Expliquez-nous le découpage des circonscriptions pour les élections législatives

Les partis de gauche rassemblés sous la bannière du "nouveau front populaire" ont trouvé, mercredi, un accord, sur la répartition des circonscriptions pour leurs candidats aux élections législatives. Combien circonscriptions existent ? Comment sont-elles délimitées et pour quels enjeux ?
Article rédigé par Antoine Deiana
Radio France
Publié Mis à jour
Temps de lecture : 2 min
Bureau de vote à Nancy lors des élections européennes, le 9 juin 2024. Photo d'illustration. (ALEXANDRE MARCHI / MAXPPP)

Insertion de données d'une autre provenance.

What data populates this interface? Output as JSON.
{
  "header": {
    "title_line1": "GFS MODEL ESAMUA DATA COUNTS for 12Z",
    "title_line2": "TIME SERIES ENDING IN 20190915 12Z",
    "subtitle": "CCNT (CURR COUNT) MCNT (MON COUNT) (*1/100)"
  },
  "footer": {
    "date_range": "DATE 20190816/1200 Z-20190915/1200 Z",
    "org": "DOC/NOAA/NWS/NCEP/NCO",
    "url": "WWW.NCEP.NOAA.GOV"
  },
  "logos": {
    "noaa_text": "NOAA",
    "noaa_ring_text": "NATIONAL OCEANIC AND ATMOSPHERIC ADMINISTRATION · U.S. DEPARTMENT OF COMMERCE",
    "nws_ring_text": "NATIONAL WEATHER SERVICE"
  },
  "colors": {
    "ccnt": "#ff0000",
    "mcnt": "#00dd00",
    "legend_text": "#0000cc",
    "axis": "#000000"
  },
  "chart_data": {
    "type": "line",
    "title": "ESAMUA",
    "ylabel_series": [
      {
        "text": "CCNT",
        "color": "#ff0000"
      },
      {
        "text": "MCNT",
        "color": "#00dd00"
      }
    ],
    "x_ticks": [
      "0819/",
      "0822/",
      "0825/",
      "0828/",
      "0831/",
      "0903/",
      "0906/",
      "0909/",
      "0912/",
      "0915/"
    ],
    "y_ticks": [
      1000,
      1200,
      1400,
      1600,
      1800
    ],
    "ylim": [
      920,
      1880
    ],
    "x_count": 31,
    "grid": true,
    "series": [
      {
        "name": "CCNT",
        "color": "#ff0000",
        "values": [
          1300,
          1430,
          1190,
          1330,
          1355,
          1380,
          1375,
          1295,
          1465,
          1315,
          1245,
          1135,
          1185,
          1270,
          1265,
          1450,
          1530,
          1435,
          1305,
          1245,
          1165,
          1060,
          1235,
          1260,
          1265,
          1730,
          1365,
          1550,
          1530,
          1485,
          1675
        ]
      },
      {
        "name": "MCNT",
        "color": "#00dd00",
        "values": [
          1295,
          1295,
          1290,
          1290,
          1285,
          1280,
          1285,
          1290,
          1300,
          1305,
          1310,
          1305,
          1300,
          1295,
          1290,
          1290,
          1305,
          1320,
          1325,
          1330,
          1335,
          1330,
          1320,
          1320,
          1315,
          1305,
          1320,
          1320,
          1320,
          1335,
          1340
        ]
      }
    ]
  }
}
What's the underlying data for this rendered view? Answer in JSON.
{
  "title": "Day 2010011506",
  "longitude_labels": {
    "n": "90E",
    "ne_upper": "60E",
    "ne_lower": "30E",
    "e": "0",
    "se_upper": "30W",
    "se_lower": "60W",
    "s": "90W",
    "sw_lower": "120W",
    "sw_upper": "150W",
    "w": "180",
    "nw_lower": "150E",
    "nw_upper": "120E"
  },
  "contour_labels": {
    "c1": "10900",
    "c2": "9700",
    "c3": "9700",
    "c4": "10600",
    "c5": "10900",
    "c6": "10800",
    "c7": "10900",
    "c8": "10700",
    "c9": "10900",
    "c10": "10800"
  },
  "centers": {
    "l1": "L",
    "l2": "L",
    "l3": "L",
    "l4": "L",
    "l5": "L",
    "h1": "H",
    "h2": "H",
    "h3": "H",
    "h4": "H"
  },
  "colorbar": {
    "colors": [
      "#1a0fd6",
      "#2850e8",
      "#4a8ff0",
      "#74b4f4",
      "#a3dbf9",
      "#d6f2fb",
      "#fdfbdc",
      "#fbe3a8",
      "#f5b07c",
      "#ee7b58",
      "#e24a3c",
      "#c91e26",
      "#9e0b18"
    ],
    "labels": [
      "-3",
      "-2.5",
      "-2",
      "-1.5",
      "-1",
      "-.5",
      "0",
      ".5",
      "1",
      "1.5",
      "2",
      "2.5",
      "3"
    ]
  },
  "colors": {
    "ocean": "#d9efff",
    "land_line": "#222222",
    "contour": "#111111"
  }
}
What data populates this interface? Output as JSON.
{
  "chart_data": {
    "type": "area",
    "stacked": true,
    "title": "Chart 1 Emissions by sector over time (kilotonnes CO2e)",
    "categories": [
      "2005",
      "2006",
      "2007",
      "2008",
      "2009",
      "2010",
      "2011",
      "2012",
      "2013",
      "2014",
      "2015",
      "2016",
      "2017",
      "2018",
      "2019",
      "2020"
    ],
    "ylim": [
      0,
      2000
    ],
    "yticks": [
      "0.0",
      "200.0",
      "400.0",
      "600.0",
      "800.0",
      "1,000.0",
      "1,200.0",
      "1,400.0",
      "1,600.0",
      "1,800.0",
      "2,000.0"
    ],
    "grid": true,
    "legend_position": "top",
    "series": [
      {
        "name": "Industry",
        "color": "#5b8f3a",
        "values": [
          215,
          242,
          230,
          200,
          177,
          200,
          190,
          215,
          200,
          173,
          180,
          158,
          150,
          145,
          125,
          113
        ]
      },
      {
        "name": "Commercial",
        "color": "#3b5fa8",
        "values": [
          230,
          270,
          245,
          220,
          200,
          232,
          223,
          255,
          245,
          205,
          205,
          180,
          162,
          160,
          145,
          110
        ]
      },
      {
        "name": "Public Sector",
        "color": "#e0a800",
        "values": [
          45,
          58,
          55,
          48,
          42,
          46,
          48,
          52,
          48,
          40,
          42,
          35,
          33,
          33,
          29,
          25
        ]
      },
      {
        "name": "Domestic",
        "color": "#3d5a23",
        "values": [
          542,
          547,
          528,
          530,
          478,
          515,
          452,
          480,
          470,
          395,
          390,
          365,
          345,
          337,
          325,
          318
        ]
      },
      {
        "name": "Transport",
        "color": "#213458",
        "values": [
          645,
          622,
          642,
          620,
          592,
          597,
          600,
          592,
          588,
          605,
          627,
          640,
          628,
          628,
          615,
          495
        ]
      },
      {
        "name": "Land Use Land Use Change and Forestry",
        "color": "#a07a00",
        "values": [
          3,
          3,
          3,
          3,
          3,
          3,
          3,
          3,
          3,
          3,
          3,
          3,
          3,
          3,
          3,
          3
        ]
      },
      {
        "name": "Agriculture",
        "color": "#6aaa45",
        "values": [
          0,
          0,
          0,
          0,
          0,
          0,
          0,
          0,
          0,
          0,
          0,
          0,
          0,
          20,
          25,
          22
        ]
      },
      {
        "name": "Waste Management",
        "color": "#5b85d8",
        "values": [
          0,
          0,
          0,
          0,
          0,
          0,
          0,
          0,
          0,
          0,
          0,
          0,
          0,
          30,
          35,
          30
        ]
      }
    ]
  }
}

Ce qu'on entend par "circonscriptions", ce sont des zones géographiques, des territoires en France où sont désignés les représentants élus : les députés, mais aussi les conseillers municipaux, départementaux, ou encore régionaux.

Pour les élections législatives, il y a 577 circonscriptions, dont 539 en métropole, 27 en outre-mer et 11 dans le reste du monde, pour représenter les Français établis hors de France. Il y a un député par circonscription, et chaque électeur est rattaché à une circonscription. Les candidats choisissent la circonscription qu'ils veulent représenter, ils ne sont pas obligés d'y habiter pour s'y présenter.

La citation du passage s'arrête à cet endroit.